The price-tag, of course, is a modest $18 million to $25 million.
Now I am sure in an ideal world the stately 50-room, 26,000- square-foot abode is worth every penny of its listing price.
Built in 1872, the sprawling, brick Back Bay mansion has served in recent years as the corporate headquarters of the Raymond Group, a local development firm.
While $25 million is a stunning number – and likely a record breaker for Boston should someone actually put down that kind of cash – it is actually a little less than $1,000 a square foot.
But the mansion, for all its beauty and 28 fireplaces, faces a tough market.
First, the rich of the Gilded Age may have loved such ornate mansions, but the wealthy of today are a different breed. If some tech tycoon has $25 million to blow, he’s going to build his own, custom designed statement somewhere, or buy a couple floors in some silly condo tower.
OK, it’s hard for me to understand – I am a history buff and love old homes, the bigger the better.
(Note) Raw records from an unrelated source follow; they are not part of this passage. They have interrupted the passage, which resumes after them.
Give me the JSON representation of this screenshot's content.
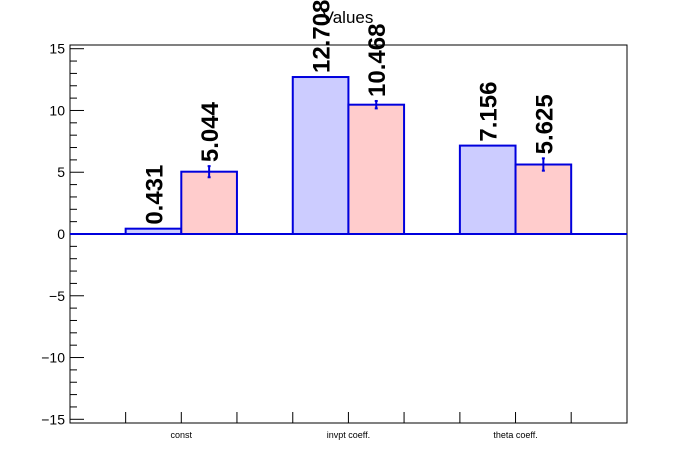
{
  "chart_data": {
    "type": "bar",
    "title": "Values",
    "categories": [
      "const",
      "invpt coeff.",
      "theta coeff."
    ],
    "series": [
      {
        "values": [
          0.431,
          12.708,
          7.156
        ],
        "errors": [
          0.0,
          0.0,
          0.0
        ],
        "labels": [
          "0.431",
          "12.708",
          "7.156"
        ],
        "fill": "#ccccff",
        "stroke": "#0000dd"
      },
      {
        "values": [
          5.044,
          10.468,
          5.625
        ],
        "errors": [
          0.45,
          0.3,
          0.5
        ],
        "labels": [
          "5.044",
          "10.468",
          "5.625"
        ],
        "fill": "#ffcccc",
        "stroke": "#0000dd"
      }
    ],
    "ylim": [
      -15.3,
      15.3
    ],
    "yticks": [
      -15,
      -10,
      -5,
      0,
      5,
      10,
      15
    ],
    "ytick_labels": [
      "−15",
      "−10",
      "−5",
      "0",
      "5",
      "10",
      "15"
    ],
    "grid": false,
    "legend": "none",
    "xlabel": "",
    "ylabel": ""
  }
}
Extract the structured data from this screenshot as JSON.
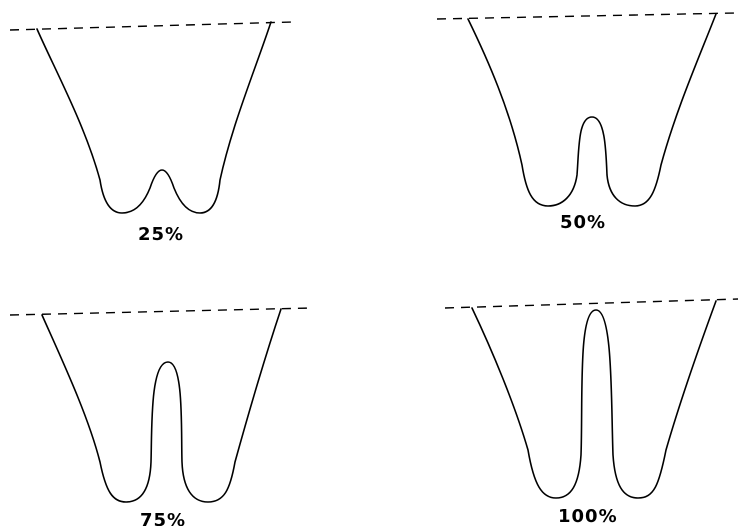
{
  "panels": [
    {
      "label": "25%"
    },
    {
      "label": "50%"
    },
    {
      "label": "75%"
    },
    {
      "label": "100%"
    }
  ]
}
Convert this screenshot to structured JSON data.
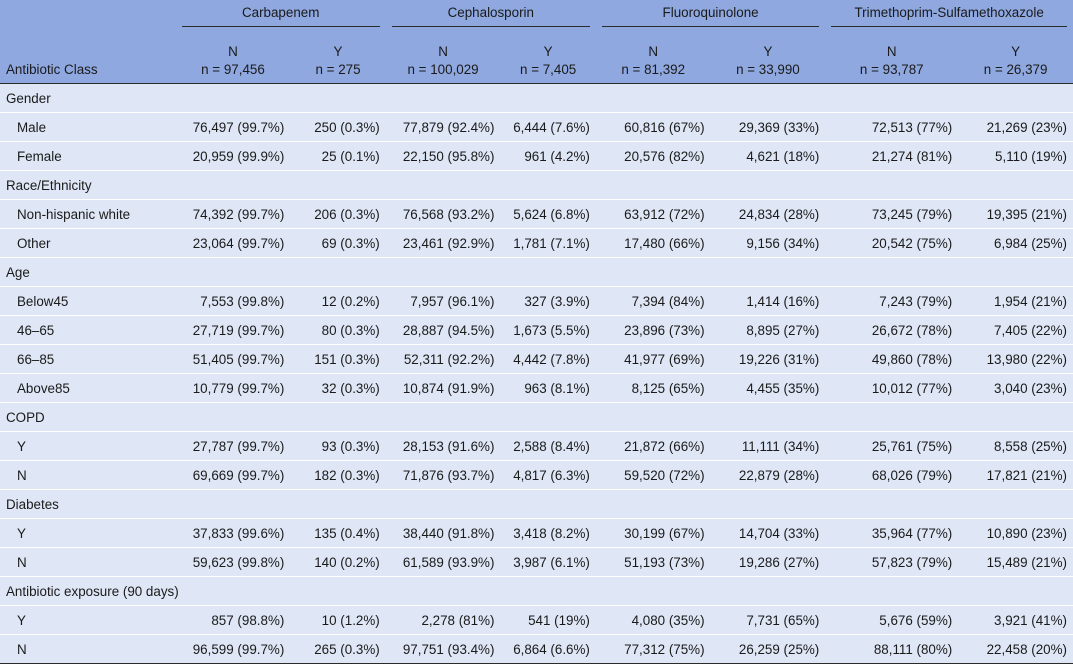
{
  "header": {
    "row_label": "Antibiotic Class",
    "groups": [
      {
        "name": "Carbapenem",
        "n_label": "N",
        "n_count": "n = 97,456",
        "y_label": "Y",
        "y_count": "n = 275"
      },
      {
        "name": "Cephalosporin",
        "n_label": "N",
        "n_count": "n = 100,029",
        "y_label": "Y",
        "y_count": "n = 7,405"
      },
      {
        "name": "Fluoroquinolone",
        "n_label": "N",
        "n_count": "n = 81,392",
        "y_label": "Y",
        "y_count": "n = 33,990"
      },
      {
        "name": "Trimethoprim-Sulfamethoxazole",
        "n_label": "N",
        "n_count": "n = 93,787",
        "y_label": "Y",
        "y_count": "n = 26,379"
      }
    ]
  },
  "rows": [
    {
      "type": "section",
      "label": "Gender"
    },
    {
      "type": "sub",
      "label": "Male",
      "values": [
        "76,497 (99.7%)",
        "250 (0.3%)",
        "77,879 (92.4%)",
        "6,444 (7.6%)",
        "60,816 (67%)",
        "29,369 (33%)",
        "72,513 (77%)",
        "21,269 (23%)"
      ]
    },
    {
      "type": "sub",
      "label": "Female",
      "values": [
        "20,959 (99.9%)",
        "25 (0.1%)",
        "22,150 (95.8%)",
        "961 (4.2%)",
        "20,576 (82%)",
        "4,621 (18%)",
        "21,274 (81%)",
        "5,110 (19%)"
      ]
    },
    {
      "type": "section",
      "label": "Race/Ethnicity"
    },
    {
      "type": "sub",
      "label": "Non-hispanic white",
      "values": [
        "74,392 (99.7%)",
        "206 (0.3%)",
        "76,568 (93.2%)",
        "5,624 (6.8%)",
        "63,912 (72%)",
        "24,834 (28%)",
        "73,245 (79%)",
        "19,395 (21%)"
      ]
    },
    {
      "type": "sub",
      "label": "Other",
      "values": [
        "23,064 (99.7%)",
        "69 (0.3%)",
        "23,461 (92.9%)",
        "1,781 (7.1%)",
        "17,480 (66%)",
        "9,156 (34%)",
        "20,542 (75%)",
        "6,984 (25%)"
      ]
    },
    {
      "type": "section",
      "label": "Age"
    },
    {
      "type": "sub",
      "label": "Below45",
      "values": [
        "7,553 (99.8%)",
        "12 (0.2%)",
        "7,957 (96.1%)",
        "327 (3.9%)",
        "7,394 (84%)",
        "1,414 (16%)",
        "7,243 (79%)",
        "1,954 (21%)"
      ]
    },
    {
      "type": "sub",
      "label": "46–65",
      "values": [
        "27,719 (99.7%)",
        "80 (0.3%)",
        "28,887 (94.5%)",
        "1,673 (5.5%)",
        "23,896 (73%)",
        "8,895 (27%)",
        "26,672 (78%)",
        "7,405 (22%)"
      ]
    },
    {
      "type": "sub",
      "label": "66–85",
      "values": [
        "51,405 (99.7%)",
        "151 (0.3%)",
        "52,311 (92.2%)",
        "4,442 (7.8%)",
        "41,977 (69%)",
        "19,226 (31%)",
        "49,860 (78%)",
        "13,980 (22%)"
      ]
    },
    {
      "type": "sub",
      "label": "Above85",
      "values": [
        "10,779 (99.7%)",
        "32 (0.3%)",
        "10,874 (91.9%)",
        "963 (8.1%)",
        "8,125 (65%)",
        "4,455 (35%)",
        "10,012 (77%)",
        "3,040 (23%)"
      ]
    },
    {
      "type": "section",
      "label": "COPD"
    },
    {
      "type": "sub",
      "label": "Y",
      "values": [
        "27,787 (99.7%)",
        "93 (0.3%)",
        "28,153 (91.6%)",
        "2,588 (8.4%)",
        "21,872 (66%)",
        "11,111 (34%)",
        "25,761 (75%)",
        "8,558 (25%)"
      ]
    },
    {
      "type": "sub",
      "label": "N",
      "values": [
        "69,669 (99.7%)",
        "182 (0.3%)",
        "71,876 (93.7%)",
        "4,817 (6.3%)",
        "59,520 (72%)",
        "22,879 (28%)",
        "68,026 (79%)",
        "17,821 (21%)"
      ]
    },
    {
      "type": "section",
      "label": "Diabetes"
    },
    {
      "type": "sub",
      "label": "Y",
      "values": [
        "37,833 (99.6%)",
        "135 (0.4%)",
        "38,440 (91.8%)",
        "3,418 (8.2%)",
        "30,199 (67%)",
        "14,704 (33%)",
        "35,964 (77%)",
        "10,890 (23%)"
      ]
    },
    {
      "type": "sub",
      "label": "N",
      "values": [
        "59,623 (99.8%)",
        "140 (0.2%)",
        "61,589 (93.9%)",
        "3,987 (6.1%)",
        "51,193 (73%)",
        "19,286 (27%)",
        "57,823 (79%)",
        "15,489 (21%)"
      ]
    },
    {
      "type": "section",
      "label": "Antibiotic exposure (90 days)"
    },
    {
      "type": "sub",
      "label": "Y",
      "values": [
        "857 (98.8%)",
        "10 (1.2%)",
        "2,278 (81%)",
        "541 (19%)",
        "4,080 (35%)",
        "7,731 (65%)",
        "5,676 (59%)",
        "3,921 (41%)"
      ]
    },
    {
      "type": "sub",
      "label": "N",
      "values": [
        "96,599 (99.7%)",
        "265 (0.3%)",
        "97,751 (93.4%)",
        "6,864 (6.6%)",
        "77,312 (75%)",
        "26,259 (25%)",
        "88,111 (80%)",
        "22,458 (20%)"
      ]
    }
  ],
  "colors": {
    "header_bg": "#8fa8e0",
    "row_bg": "#dfe7f6",
    "rule": "#2b2b2b"
  }
}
But what do I know.
So it’s unlikely someone is going to buy this Dartmouth Street mansion and convert it into a single family home.
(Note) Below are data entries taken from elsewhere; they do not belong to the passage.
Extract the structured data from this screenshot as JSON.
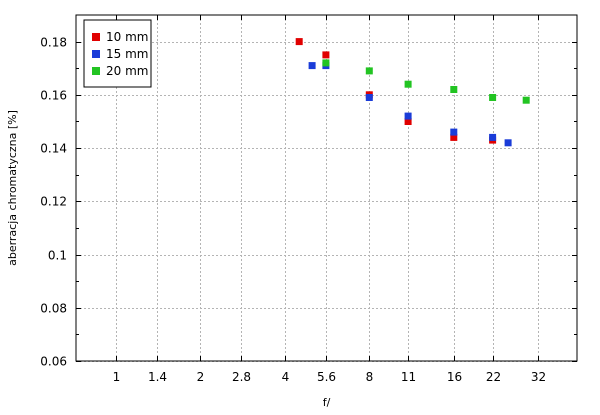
{
  "chart_data": {
    "type": "scatter",
    "xlabel": "f/",
    "ylabel": "aberracja chromatyczna [%]",
    "x_scale": "log2",
    "x_ticks": [
      1,
      1.4,
      2,
      2.8,
      4,
      5.6,
      8,
      11,
      16,
      22,
      32
    ],
    "x_tick_labels": [
      "1",
      "1.4",
      "2",
      "2.8",
      "4",
      "5.6",
      "8",
      "11",
      "16",
      "22",
      "32"
    ],
    "xlim": [
      0.72,
      44
    ],
    "y_ticks": [
      0.06,
      0.08,
      0.1,
      0.12,
      0.14,
      0.16,
      0.18
    ],
    "y_tick_labels": [
      "0.06",
      "0.08",
      "0.1",
      "0.12",
      "0.14",
      "0.16",
      "0.18"
    ],
    "ylim": [
      0.06,
      0.19
    ],
    "grid": true,
    "legend_position": "top-left",
    "series": [
      {
        "name": "10 mm",
        "color": "#e00000",
        "x": [
          4.5,
          5.6,
          8,
          11,
          16,
          22
        ],
        "y": [
          0.18,
          0.175,
          0.16,
          0.15,
          0.144,
          0.143
        ]
      },
      {
        "name": "15 mm",
        "color": "#1a3cd8",
        "x": [
          5.0,
          5.6,
          8,
          11,
          16,
          22,
          25
        ],
        "y": [
          0.171,
          0.171,
          0.159,
          0.152,
          0.146,
          0.144,
          0.142
        ]
      },
      {
        "name": "20 mm",
        "color": "#22c422",
        "x": [
          5.6,
          8,
          11,
          16,
          22,
          29
        ],
        "y": [
          0.172,
          0.169,
          0.164,
          0.162,
          0.159,
          0.158
        ]
      }
    ]
  }
}
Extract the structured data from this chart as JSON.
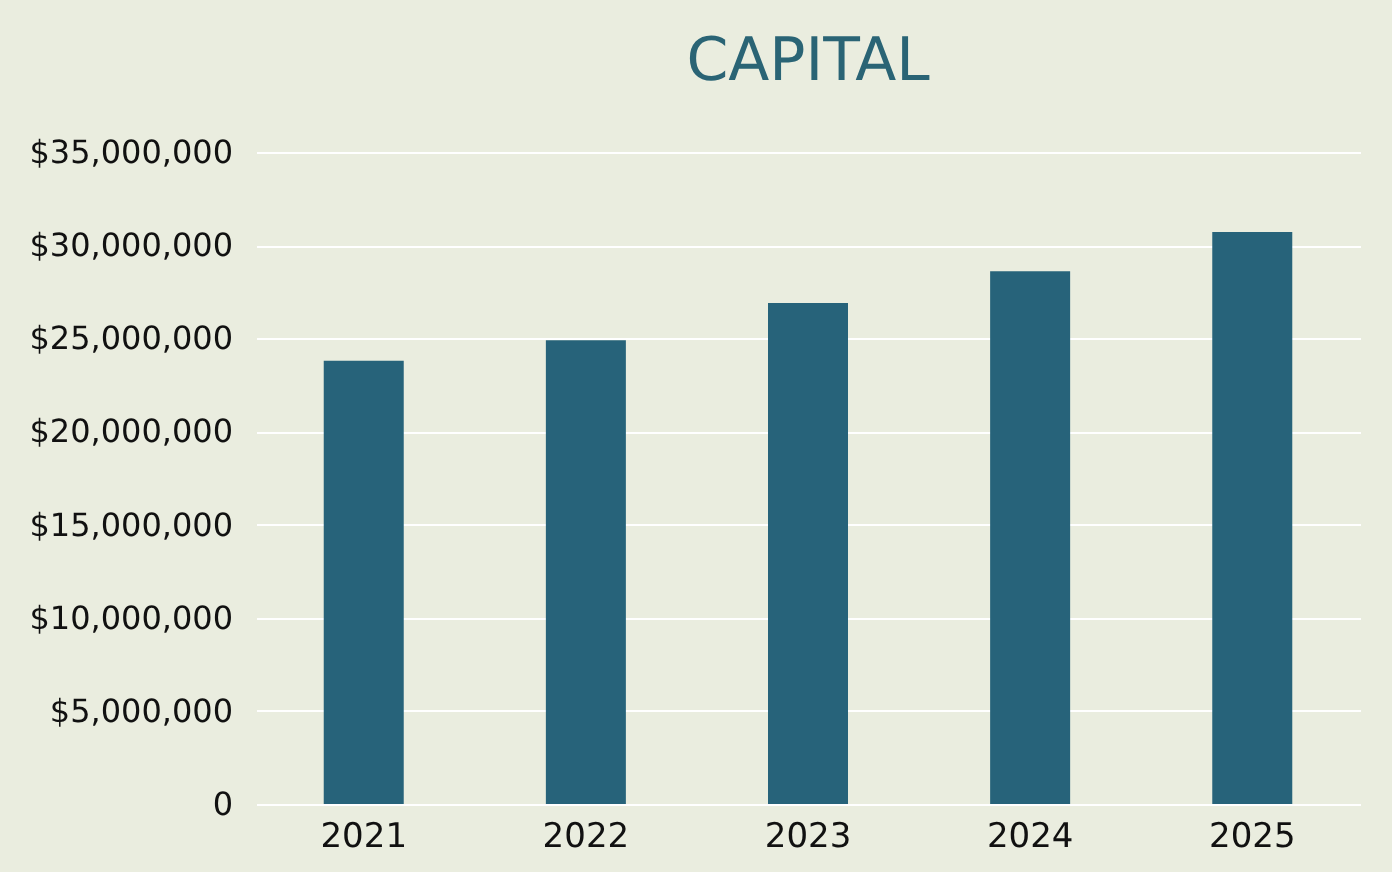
{
  "chart_data": {
    "type": "bar",
    "title": "CAPITAL",
    "categories": [
      "2021",
      "2022",
      "2023",
      "2024",
      "2025"
    ],
    "values": [
      23800000,
      24900000,
      26900000,
      28600000,
      30700000
    ],
    "color": "#27637a",
    "ylim": [
      0,
      35000000
    ],
    "yticks": [
      {
        "value": 0,
        "label": "0"
      },
      {
        "value": 5000000,
        "label": "$5,000,000"
      },
      {
        "value": 10000000,
        "label": "$10,000,000"
      },
      {
        "value": 15000000,
        "label": "$15,000,000"
      },
      {
        "value": 20000000,
        "label": "$20,000,000"
      },
      {
        "value": 25000000,
        "label": "$25,000,000"
      },
      {
        "value": 30000000,
        "label": "$30,000,000"
      },
      {
        "value": 35000000,
        "label": "$35,000,000"
      }
    ],
    "grid": "y"
  }
}
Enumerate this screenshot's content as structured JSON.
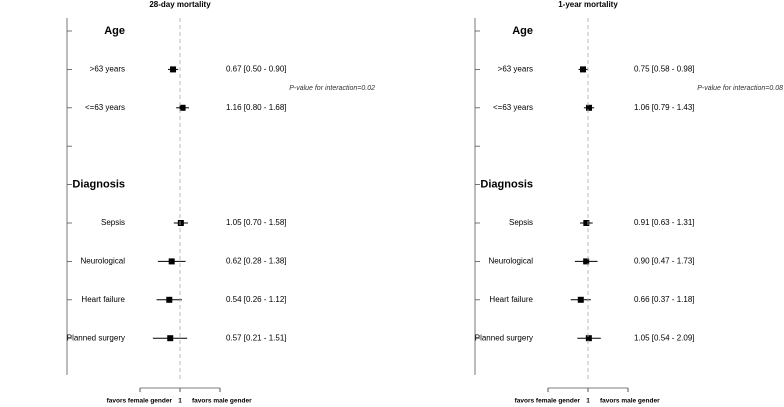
{
  "chart_data": [
    {
      "type": "forest",
      "title": "28-day mortality",
      "categories": [
        "Age",
        ">63 years",
        "<=63 years",
        null,
        "Diagnosis",
        "Sepsis",
        "Neurological",
        "Heart failure",
        "Planned surgery"
      ],
      "values": [
        null,
        0.67,
        1.16,
        null,
        null,
        1.05,
        0.62,
        0.54,
        0.57
      ],
      "lower": [
        null,
        0.5,
        0.8,
        null,
        null,
        0.7,
        0.28,
        0.26,
        0.21
      ],
      "upper": [
        null,
        0.9,
        1.68,
        null,
        null,
        1.58,
        1.38,
        1.12,
        1.51
      ],
      "value_labels": [
        null,
        "0.67 [0.50 - 0.90]",
        "1.16 [0.80 - 1.68]",
        null,
        null,
        "1.05 [0.70 - 1.58]",
        "0.62 [0.28 - 1.38]",
        "0.54 [0.26 - 1.12]",
        "0.57 [0.21 - 1.51]"
      ],
      "annotation": "P-value for interaction=0.02",
      "left_label": "favors female gender",
      "right_label": "favors male gender",
      "xlim": [
        0.1,
        10
      ],
      "xticks": [
        1
      ],
      "log_x": true,
      "color": "#000000"
    },
    {
      "type": "forest",
      "title": "1-year mortality",
      "categories": [
        "Age",
        ">63 years",
        "<=63 years",
        null,
        "Diagnosis",
        "Sepsis",
        "Neurological",
        "Heart failure",
        "Planned surgery"
      ],
      "values": [
        null,
        0.75,
        1.06,
        null,
        null,
        0.91,
        0.9,
        0.66,
        1.05
      ],
      "lower": [
        null,
        0.58,
        0.79,
        null,
        null,
        0.63,
        0.47,
        0.37,
        0.54
      ],
      "upper": [
        null,
        0.98,
        1.43,
        null,
        null,
        1.31,
        1.73,
        1.18,
        2.09
      ],
      "value_labels": [
        null,
        "0.75 [0.58 - 0.98]",
        "1.06 [0.79 - 1.43]",
        null,
        null,
        "0.91 [0.63 - 1.31]",
        "0.90 [0.47 - 1.73]",
        "0.66 [0.37 - 1.18]",
        "1.05 [0.54 - 2.09]"
      ],
      "annotation": "P-value for interaction=0.08",
      "left_label": "favors female gender",
      "right_label": "favors male gender",
      "xlim": [
        0.1,
        10
      ],
      "xticks": [
        1
      ],
      "log_x": true,
      "color": "#000000"
    }
  ]
}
That leaves its current use, as an elegant collection of office suites.
While Raymond Property, the development company that is selling the property, is planning on moving out, some portion of the old mansion is leased out to money management firms and other tenants.
Yet if you haven’t heard already, office rents are plunging and vacancy rates are soaring amid a bust that may rival or even eclipse what has happened in the residential market.
There’s space available around the corner at the Hancock tower.
Moreover, banks and other lenders have all but gotten out the market of financing the acquisition of commercial buildings.
That leaves one other option, condo conversion.
But despite signs that the real estate market have finally hit bottom, there’s still a lot of unsold condos in newly opened or soon to open condo towers downtown.
Maybe a crafty developer could pull off such a play, betting by the time city approvals are in hand and the conversions are done, the market will have shifted again.
But that’s a very big bet to make on a very big and very expensive old house.